Translation please? Here it is…

"We found that milk thistle helped patients feel better – so we re-worked the analysis to try to juggle the numbers the way we wanted them to be, and even after working hard to show otherwise we had to admit that it looks like milk thistle has a beneficial effect in hepatitis C patients"

At no time, in the 2000 years or so of the recorded use of milk thistle has anyone ever claimed it to be an "anti-viral" herb. Immune enhancing, yes. Liver protective, yes. But not antiviral. So why look for an antiviral effect? Perhaps so that they could then say that "it doesn’t work"?

Folks, if these results had been obtained with a prescription drug Big Pharma would be shouting it from the very rooftops and pressing for it to be added to drinking water like their favorite toxin fluoride. It would be in the nightly news and on the front pages of major newspapers. But it’s just a lowly and unpatentable and unprofitable natural herb that must be discredited at any cost – even if that "cost" is scientific and medical honesty. Even if that "cost" is the quality of life enjoyed by hepatitis C sufferers.

 

Here is the full text of the abstract – judge for yourself:

Herbal product use by persons enrolled in the hepatitis C Antiviral Long-Term Treatment Against Cirrhosis (HALT-C) Trial.

Authors: Seeff LB, Curto TM, Szabo G, Everson GT, Bonkovsky HL, Dienstag JL, Shiffman ML, Lindsay KL, Lok AS, Di Bisceglie AM, Lee WM, Ghany MG; HALT-C Trial Group.

Division of Digestive Diseases and Nutrition, National Institutes of Diabetes and Digestive and Kidney Diseases, National Institutes of Health, Department of Health and Human Services, Bethesda, MD 20892, USA.

Herbal products, used for centuries in Far Eastern countries, are gaining popularity in western countries. Surveys indicate that persons with chronic hepatitis C (CHC) often use herbals, especially silymarin (milk thistle extract), hoping to improve the modest response to antiviral therapy and reduce side effects. The Hepatitis C Antiviral Long-Term Treatment Against Cirrhosis (HALT-C) Trial, involving persons with advanced CHC, nonresponders to prior antiviral therapy but still willing to participate in long-term pegylated interferon treatment, offered the opportunity to examine the use and potential effects of silymarin. Among 1145 study participants, 56% had never taken herbals, 21% admitted past use, and 23% were using them at enrollment. Silymarin constituted 72% of 60 herbals used at enrollment.
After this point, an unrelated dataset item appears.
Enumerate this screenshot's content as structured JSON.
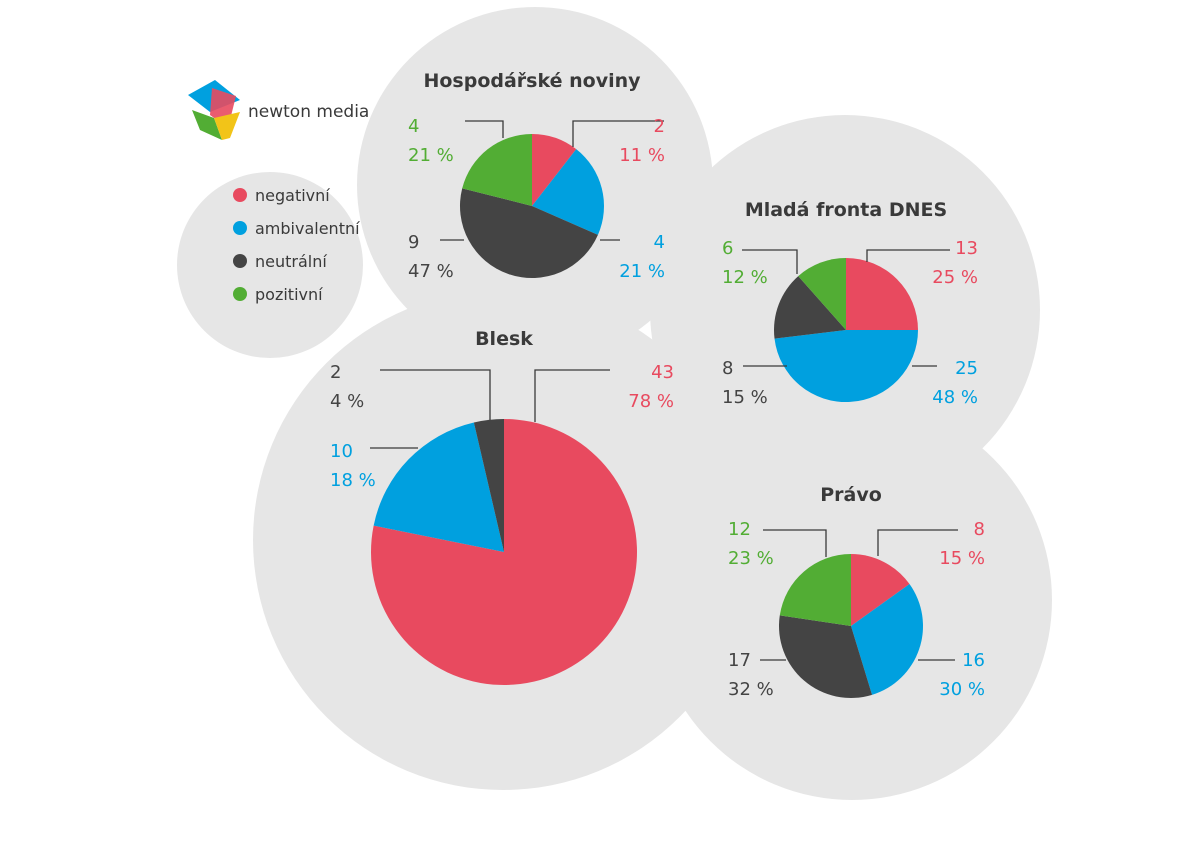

Among all participants, 67% had never used silymarin, 16% used it in the past, and 17% used it at baseline. Silymarin use varied widely among the 10 participating study centers; men were more frequent users than women, as were non-Hispanic whites than African Americans and Hispanics. Silymarin use correlated strongly with higher education. No beneficial effect of silymarin was found on serum alanine aminotransferase or hepatitis C virus (HCV) RNA levels. Univariate analysis showed significantly fewer liver-related symptoms and better quality-of-life parameters in users than nonusers, but after reanalysis adjusted for covariates of age, race, education, alcohol consumption, exercise, body mass index, and smoking, only fatigue, nausea, liver pain, anorexia, muscle and joint pain, and general health remained significantly better in silymarin users. In conclusion, silymarin users had similar alanine aminotransferase and HCV levels to those of nonusers but fewer symptoms and somewhat better quality-of-life indices. Because its use among these HALT-C participants was self-motivated and uncontrolled, however, only a well-designed prospective study can determine whether silymarin provides benefit to persons with chronic hepatitis C.